Conversely, the IGRA requires that the gaming rights granted by a compact must be available prior to the agreement governing the tribal gaming. See 25 U.S.C. § 2710, American Greyhound Racing, Inc. v. Hull, 146 F.Supp.2d 1012, 1067 (D.Ariz.2001) (“The State must first legalize a game, even if only for tribes, before it can become a compact term.”), vacated on procedural grounds, 305 F.3d 1015 (9th Cir.2002) (emphasis added), and Kathryn R.L. Rand, Caught in the Middle: How State Politics, State Law, and State Courts Constrain Tribal Influence over Indian Gaming, 90 Marq. L. Rev. at 984. Allowing a state or governor to enter into compacts without any indication that the illegal activity in question will actually become legal at some future date can undermine the requirement that both parties operate in good faith. Negotiating a compact on the premise that an illegal activity “may become” legal, and agreeing to permit currently illegal gambling practices allows the governor to make promises to tribes that may never come to fruition.
North Carolina state law permits the governor “to negotiate and enter into Class III Tribal‑State gaming compacts, and amendments thereto, on behalf of the State consistent with State law and the Indian Gaming Regulatory Act.” N.C. Gen. Stat. § 147-12(14) (emphasis added). The plain language of the statute indicates that the agreement negotiated by the Governor must be “consistent with state law,” but here, the Governor negotiated a compact that was not consistent with state law at the time the compact was negotiated or entered into. The Governor is not permitted to expand state law or ignore state prohibitions when entering into gaming compacts with federally recognized tribes. Tribes, in turn, under state law, may only “conduct games consistent with the Indian Gaming Regulatory Act , that are in accordance with a valid Tribal‑State compact executed by the Governor pursuant to G.S. 147‑12(14)…” N.C. Gen. Stat. § 71A‑8. The Gaming Compact executed by Governor Perdue attempts to work around the requirement that gaming be legalized before it becomes a compact term by including a provision that purports to make the compact effective upon several events, including passage of “authorizing legislation by the North Carolina General Assembly.”

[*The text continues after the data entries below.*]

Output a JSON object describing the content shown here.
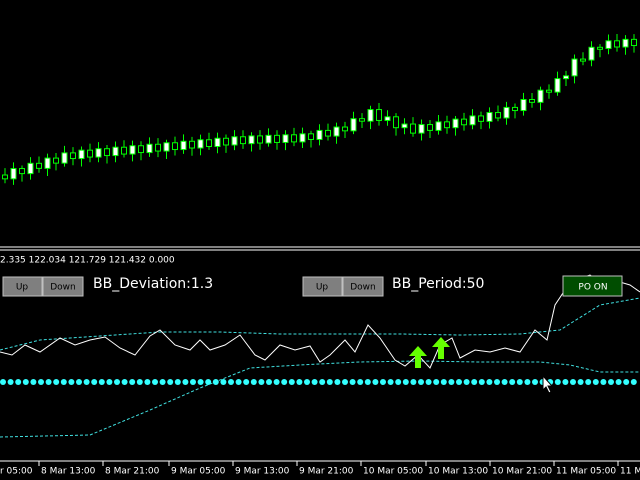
{
  "indicator_values": "2.335 122.034 121.729 121.432 0.000",
  "controls": [
    {
      "up": "Up",
      "down": "Down",
      "label": "BB_Deviation:1.3"
    },
    {
      "up": "Up",
      "down": "Down",
      "label": "BB_Period:50"
    }
  ],
  "status_button": "PO ON",
  "time_axis": [
    "r 05:00",
    "8 Mar 13:00",
    "8 Mar 21:00",
    "9 Mar 05:00",
    "9 Mar 13:00",
    "9 Mar 21:00",
    "10 Mar 05:00",
    "10 Mar 13:00",
    "10 Mar 21:00",
    "11 Mar 05:00",
    "11 Ma"
  ]
}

Governor Perdue appears to have exceeded the scope of her authority when she signed the Gaming Compact that expanded current gaming options for the Eastern Band of Cherokee Indians. Live table games were not permitted at the time the Governor entered into the compact. The proper procedure requires the state law to be expanded to encompass live table games before the Governor negotiates and enters a gaming compact. When the live table Gaming Compact was both signed and amended, it was contrary to state law. Live table gaming should have been legalized first by the North Carolina General Assembly, only then would a gaming compact containing such provisions be valid in North Carolina. Reversing the proper sequence of events by negotiating and signing the Gaming Compact before table games were legalized undermines the legal integrity of the compact and provides fodder for those wishing to challenge the integrity of the Gaming Compact.